Chesapeake Energy may focus on asset sales

On average, analysts are expecting Chesapeake Energy to post losses of 11 cents per share on $1.91 billion in revenue. However, debt and asset sales continue to be a major focus of Wall Street.

RBC Capital Markets analyst Scott Hanold expects management to talk about spending toward the high end of their capital budget of $1.3 billion to $1.8 billion. The company was previously expected to dump its three rigs in the Eagleford area, but he believes the company maintained its previous levels and even added a rig to the Utica property. Currently, Chesapeake is operating ten rigs, he added.

He notes that last week, Upstream Online reported that the company was in the process of finalizing the sale of its assts in Barnett. He expects this sale and other asset sales to be a topic of discussion on the earnings call on Thursday morning. Through May, the company has closed $1.2 billion worth of asset sales, which is just touching the low end of its target of $1.2 billion to $1.7 billion. He also believes that Chesapeake might have bought Freeport McMoRan’s Haynesville acreage.
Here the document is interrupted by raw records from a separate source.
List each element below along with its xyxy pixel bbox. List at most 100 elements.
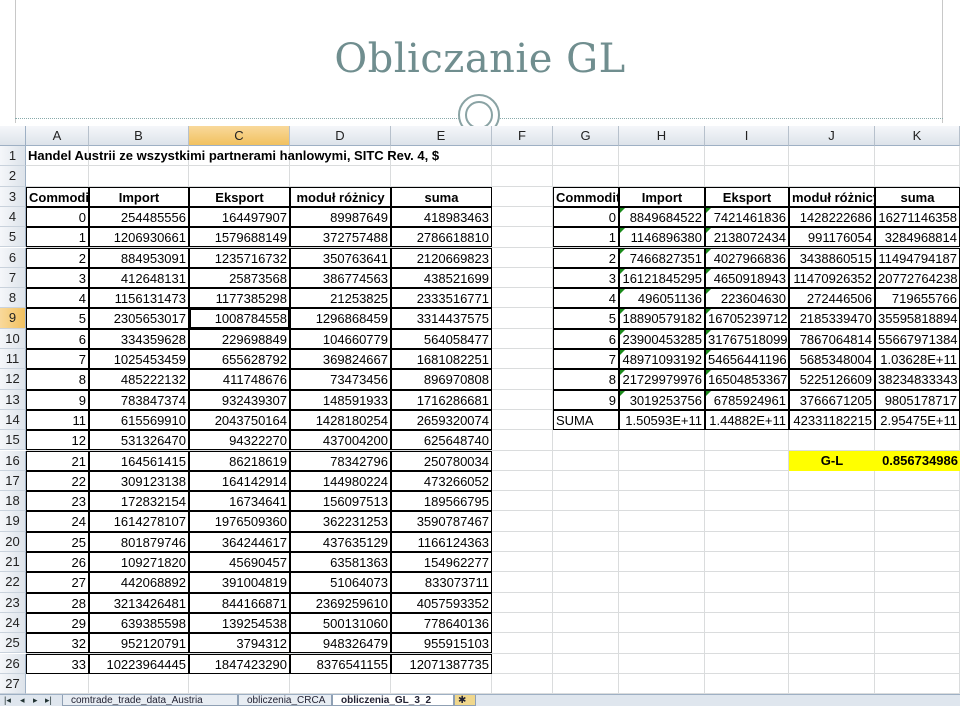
left-table-cell[interactable]: 109271820: [89, 552, 189, 573]
right-table-cell[interactable]: 7867064814: [789, 328, 875, 349]
left-table-cell[interactable]: 1235716732: [189, 247, 290, 268]
suma-row-cell[interactable]: 1.44882E+11: [705, 409, 789, 431]
column-header-i[interactable]: I: [705, 126, 789, 146]
left-table-cell[interactable]: 1716286681: [391, 389, 492, 410]
row-header-10[interactable]: 10: [0, 328, 26, 349]
left-table-cell[interactable]: 144980224: [290, 470, 391, 492]
left-table-cell[interactable]: 412648131: [89, 267, 189, 289]
left-table-cell[interactable]: 23: [26, 491, 89, 512]
left-table-cell[interactable]: 350763641: [290, 247, 391, 268]
right-table-cell[interactable]: 6785924961: [705, 389, 789, 410]
left-table-cell[interactable]: 73473456: [290, 369, 391, 390]
row-header-27[interactable]: 27: [0, 673, 26, 694]
left-table-cell[interactable]: 639385598: [89, 612, 189, 634]
left-table-cell[interactable]: 1206930661: [89, 227, 189, 248]
right-table-cell[interactable]: 11494794187: [875, 247, 960, 268]
right-table-cell[interactable]: 48971093192: [619, 349, 705, 370]
suma-row-cell[interactable]: 1.50593E+11: [619, 409, 705, 431]
left-table-cell[interactable]: 411748676: [189, 369, 290, 390]
right-table-cell[interactable]: 7466827351: [619, 247, 705, 268]
left-table-cell[interactable]: 955915103: [391, 633, 492, 654]
left-table-cell[interactable]: 2786618810: [391, 227, 492, 248]
column-header-d[interactable]: D: [290, 126, 391, 146]
column-header-h[interactable]: H: [619, 126, 705, 146]
left-table-cell[interactable]: 16734641: [189, 491, 290, 512]
row-header-5[interactable]: 5: [0, 227, 26, 248]
row-header-18[interactable]: 18: [0, 491, 26, 512]
select-all-corner[interactable]: [0, 126, 26, 146]
left-table-cell[interactable]: 3590787467: [391, 511, 492, 532]
row-header-17[interactable]: 17: [0, 470, 26, 492]
left-table-cell[interactable]: 254485556: [89, 206, 189, 228]
left-table-cell[interactable]: 1614278107: [89, 511, 189, 532]
right-table-cell[interactable]: 3: [553, 267, 619, 289]
row-header-8[interactable]: 8: [0, 288, 26, 309]
right-table-cell[interactable]: 4027966836: [705, 247, 789, 268]
left-table-cell[interactable]: 2043750164: [189, 409, 290, 431]
left-table-cell[interactable]: 364244617: [189, 531, 290, 552]
row-header-14[interactable]: 14: [0, 409, 26, 431]
left-table-cell[interactable]: 778640136: [391, 612, 492, 634]
right-table-cell[interactable]: 38234833343: [875, 369, 960, 390]
right-table-cell[interactable]: 7: [553, 349, 619, 370]
right-table-cell[interactable]: 5225126609: [789, 369, 875, 390]
left-table-cell[interactable]: 1025453459: [89, 349, 189, 370]
left-table-cell[interactable]: 309123138: [89, 470, 189, 492]
left-table-cell[interactable]: 22: [26, 470, 89, 492]
left-table-cell[interactable]: 438521699: [391, 267, 492, 289]
right-table-cell[interactable]: 5: [553, 308, 619, 329]
left-table-cell[interactable]: 1579688149: [189, 227, 290, 248]
right-table-cell[interactable]: 1.03628E+11: [875, 349, 960, 370]
left-table-header-cell[interactable]: suma: [391, 186, 492, 207]
gl-label-cell[interactable]: G-L: [789, 450, 875, 471]
left-table-header-cell[interactable]: moduł różnicy: [290, 186, 391, 207]
right-table-cell[interactable]: 55667971384: [875, 328, 960, 349]
left-table-cell[interactable]: 437004200: [290, 430, 391, 451]
right-table-cell[interactable]: 1: [553, 227, 619, 248]
left-table-cell[interactable]: 2333516771: [391, 288, 492, 309]
left-table-cell[interactable]: 884953091: [89, 247, 189, 268]
left-table-cell[interactable]: 3314437575: [391, 308, 492, 329]
left-table-cell[interactable]: 655628792: [189, 349, 290, 370]
left-table-cell[interactable]: 418983463: [391, 206, 492, 228]
left-table-cell[interactable]: 2659320074: [391, 409, 492, 431]
first-sheet-icon[interactable]: |◂: [4, 695, 11, 706]
suma-row-cell[interactable]: 2.95475E+11: [875, 409, 960, 431]
right-table-cell[interactable]: 496051136: [619, 288, 705, 309]
right-table-cell[interactable]: 3438860515: [789, 247, 875, 268]
left-table-cell[interactable]: 801879746: [89, 531, 189, 552]
right-table-cell[interactable]: 23900453285: [619, 328, 705, 349]
right-table-cell[interactable]: 16705239712: [705, 308, 789, 329]
left-table-cell[interactable]: 156097513: [290, 491, 391, 512]
left-table-cell[interactable]: 564058477: [391, 328, 492, 349]
left-table-cell[interactable]: 164142914: [189, 470, 290, 492]
right-table-cell[interactable]: 35595818894: [875, 308, 960, 329]
next-sheet-icon[interactable]: ▸: [33, 695, 38, 706]
right-table-cell[interactable]: 20772764238: [875, 267, 960, 289]
left-table-cell[interactable]: 63581363: [290, 552, 391, 573]
left-table-cell[interactable]: 2305653017: [89, 308, 189, 329]
column-header-k[interactable]: K: [875, 126, 960, 146]
right-table-cell[interactable]: 3766671205: [789, 389, 875, 410]
left-table-cell[interactable]: 833073711: [391, 572, 492, 593]
left-table-cell[interactable]: 12: [26, 430, 89, 451]
right-table-header-cell[interactable]: moduł różnicy: [789, 186, 875, 207]
tab-comtrade-trade-data-austria[interactable]: comtrade_trade_data_Austria: [62, 695, 238, 706]
right-table-header-cell[interactable]: Commodit: [553, 186, 619, 207]
left-table-cell[interactable]: 154962277: [391, 552, 492, 573]
left-table-cell[interactable]: 11: [26, 409, 89, 431]
right-table-cell[interactable]: 16504853367: [705, 369, 789, 390]
right-table-header-cell[interactable]: Eksport: [705, 186, 789, 207]
left-table-cell[interactable]: 148591933: [290, 389, 391, 410]
left-table-cell[interactable]: 1008784558: [189, 308, 290, 329]
row-header-11[interactable]: 11: [0, 349, 26, 370]
row-header-2[interactable]: 2: [0, 166, 26, 187]
right-table-cell[interactable]: 9805178717: [875, 389, 960, 410]
right-table-cell[interactable]: 11470926352: [789, 267, 875, 289]
right-table-cell[interactable]: 1428222686: [789, 206, 875, 228]
left-table-cell[interactable]: 1: [26, 227, 89, 248]
row-header-25[interactable]: 25: [0, 633, 26, 654]
right-table-cell[interactable]: 4650918943: [705, 267, 789, 289]
gl-value-cell[interactable]: 0.856734986: [875, 450, 960, 471]
row-header-1[interactable]: 1: [0, 146, 26, 167]
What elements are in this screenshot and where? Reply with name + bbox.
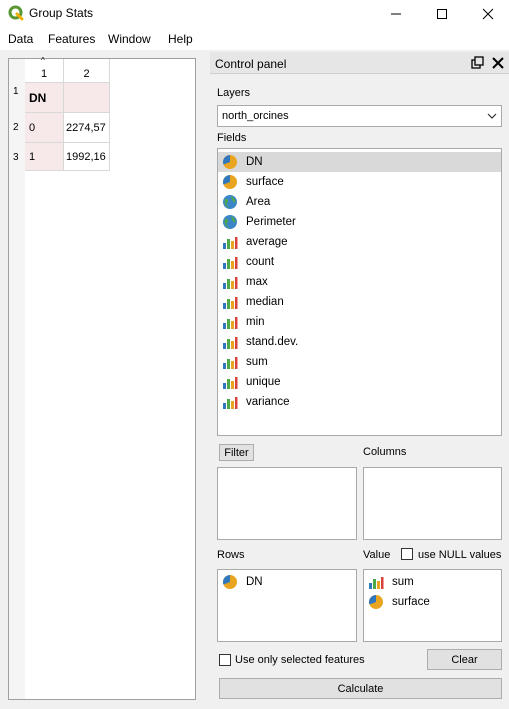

He also noted that the energy giant has been proactively managing its liabilities, and he expects another update in the second quarter. He expects the balance sheet and funding the remain the focus on operational updates, noting that it has about $2.2 billion in debt coming due over the next year and a half. Thus far, management has been focusing on exchanging debt for equity, announcing more than $440 million in exchanges in the second quarter. Hanold notes that larger asset sales could fund redemptions.

Chesapeake Energy upgraded

Johnson Rice & Company upgrade Chesapeake Energy to Accumulate, which is a step above Hold but a step below Buy, last week. Their upgrade follows another upgrade from Piper Jaffray earlier this month and a downgrade from RBC last month. Johnson Rice analyst Charles Meade believes the company will “disclose at least a few positive developments from among many possibilities.” He suggests that the market’s surprise at Southwestern Energy’s positive results could be repeated with Chesapeake, noting that Southwestern reported an acceleration in natural gas prices to $3 per thousand cubic foot. He explains that both Southwestern and Chesapeake were “metaphorically left for dead at ~$2/Mcf, but at ~$3/Mcf they both have plenty of life in them.”

One of the positive developments he sees as a possibility that he doesn’t think the market is widely expected is more deleveraging asset sales. Other possibilities are deleveraging acquisitions, reworked commitments for the midstream operations, improved guidance for the second half of this year and production for next year, and an end to the recent debt-for-equity swaps.